If we reduce the benefit by 30% we can also reduce the abatement rate from 70% to 40% and still have the benefit cut out at about $40,000, about where it was before.  We can also reduce the family tax credits by 30%, and the abatement rate on those to 18% instead of 27%.

This makes the incentives to work below 20 hours very clear. The EMTR is 51% and after including the costs of working the net return to working is 47c in the dollar.

Childcare costs remain a problem after 20 hours of work.  If we again moved to a free child care package, and also pushed the abatement on accommodation supplement down to 15% (instead of 25%), and on family tax credits pushed abatement down to 15%, then we get the following graph.

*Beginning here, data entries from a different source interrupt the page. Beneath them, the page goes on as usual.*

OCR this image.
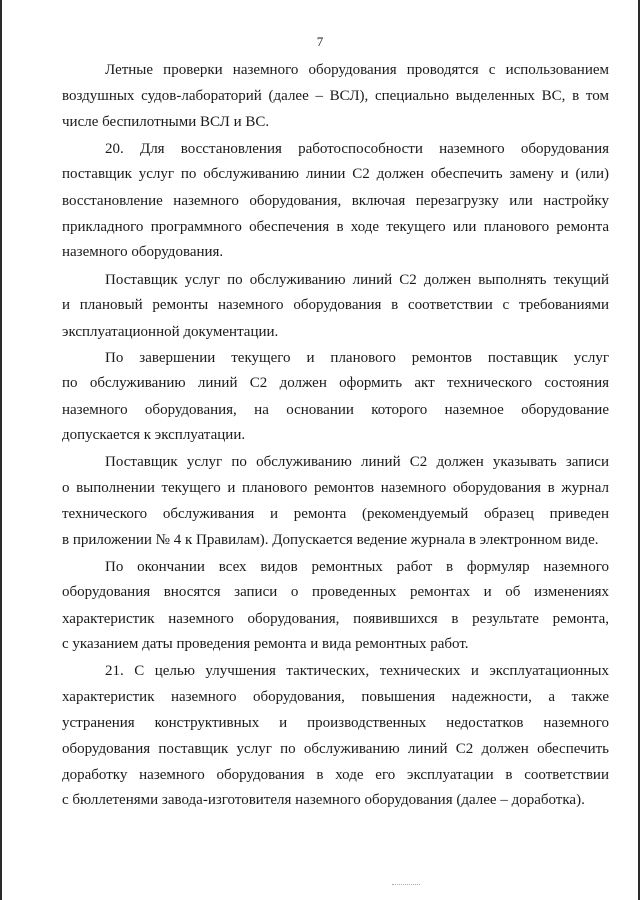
7
Летные проверки наземного оборудования проводятся с использованием
воздушных судов-лабораторий (далее – ВСЛ), специально выделенных ВС, в том
числе беспилотными ВСЛ и ВС.
20. Для восстановления работоспособности наземного оборудования
поставщик услуг по обслуживанию линии С2 должен обеспечить замену и (или)
восстановление наземного оборудования, включая перезагрузку или настройку
прикладного программного обеспечения в ходе текущего или планового ремонта
наземного оборудования.
Поставщик услуг по обслуживанию линий С2 должен выполнять текущий
и плановый ремонты наземного оборудования в соответствии с требованиями
эксплуатационной документации.
По завершении текущего и планового ремонтов поставщик услуг
по обслуживанию линий С2 должен оформить акт технического состояния
наземного оборудования, на основании которого наземное оборудование
допускается к эксплуатации.
Поставщик услуг по обслуживанию линий С2 должен указывать записи
о выполнении текущего и планового ремонтов наземного оборудования в журнал
технического обслуживания и ремонта (рекомендуемый образец приведен
в приложении № 4 к Правилам). Допускается ведение журнала в электронном виде.
По окончании всех видов ремонтных работ в формуляр наземного
оборудования вносятся записи о проведенных ремонтах и об изменениях
характеристик наземного оборудования, появившихся в результате ремонта,
с указанием даты проведения ремонта и вида ремонтных работ.
21. С целью улучшения тактических, технических и эксплуатационных
характеристик наземного оборудования, повышения надежности, а также
устранения конструктивных и производственных недостатков наземного
оборудования поставщик услуг по обслуживанию линий С2 должен обеспечить
доработку наземного оборудования в ходе его эксплуатации в соответствии
с бюллетенями завода-изготовителя наземного оборудования (далее – доработка).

We get a reasonable curve, with EMTR as high as 60% above 30 hours as the family tax credits and accommodation supplement abate.

As with some of the other analysis, accommodation supplement is a problem because it’s abating over the same income range as the family tax credits are, giving high marginal rates for those in receipt of accommodation supplement.

This is largely a reduction, and whilst we’ve adjusted abatement rates it is unlikely to offset that reduction. Therefore this would be net positive to the government budget, perhaps by $0.5 billion a year or more.

The problem is that we also reduced household income for this family substantially. When entirely benefit supported they’ve gone down from $703 a week to $564 a week, a reduction of 20% per week.

The current political discourse has substantial focus on children living in poverty. The government benefit package in February 2022 claimed to lift 66,000 children out of poverty.

This change would more than reverse that package. Logically, therefore, it would put at least 66,000 children back into poverty. 

In my opinion, a) I don’t think that’s a good idea, and b) I don’t believe that would be politically feasible for any party. In short if any party were to take this policy to the election my prediction is that they would be unable to win a majority, and that it would be remembered for at least 10 years, preventing them from getting elected for at least that long.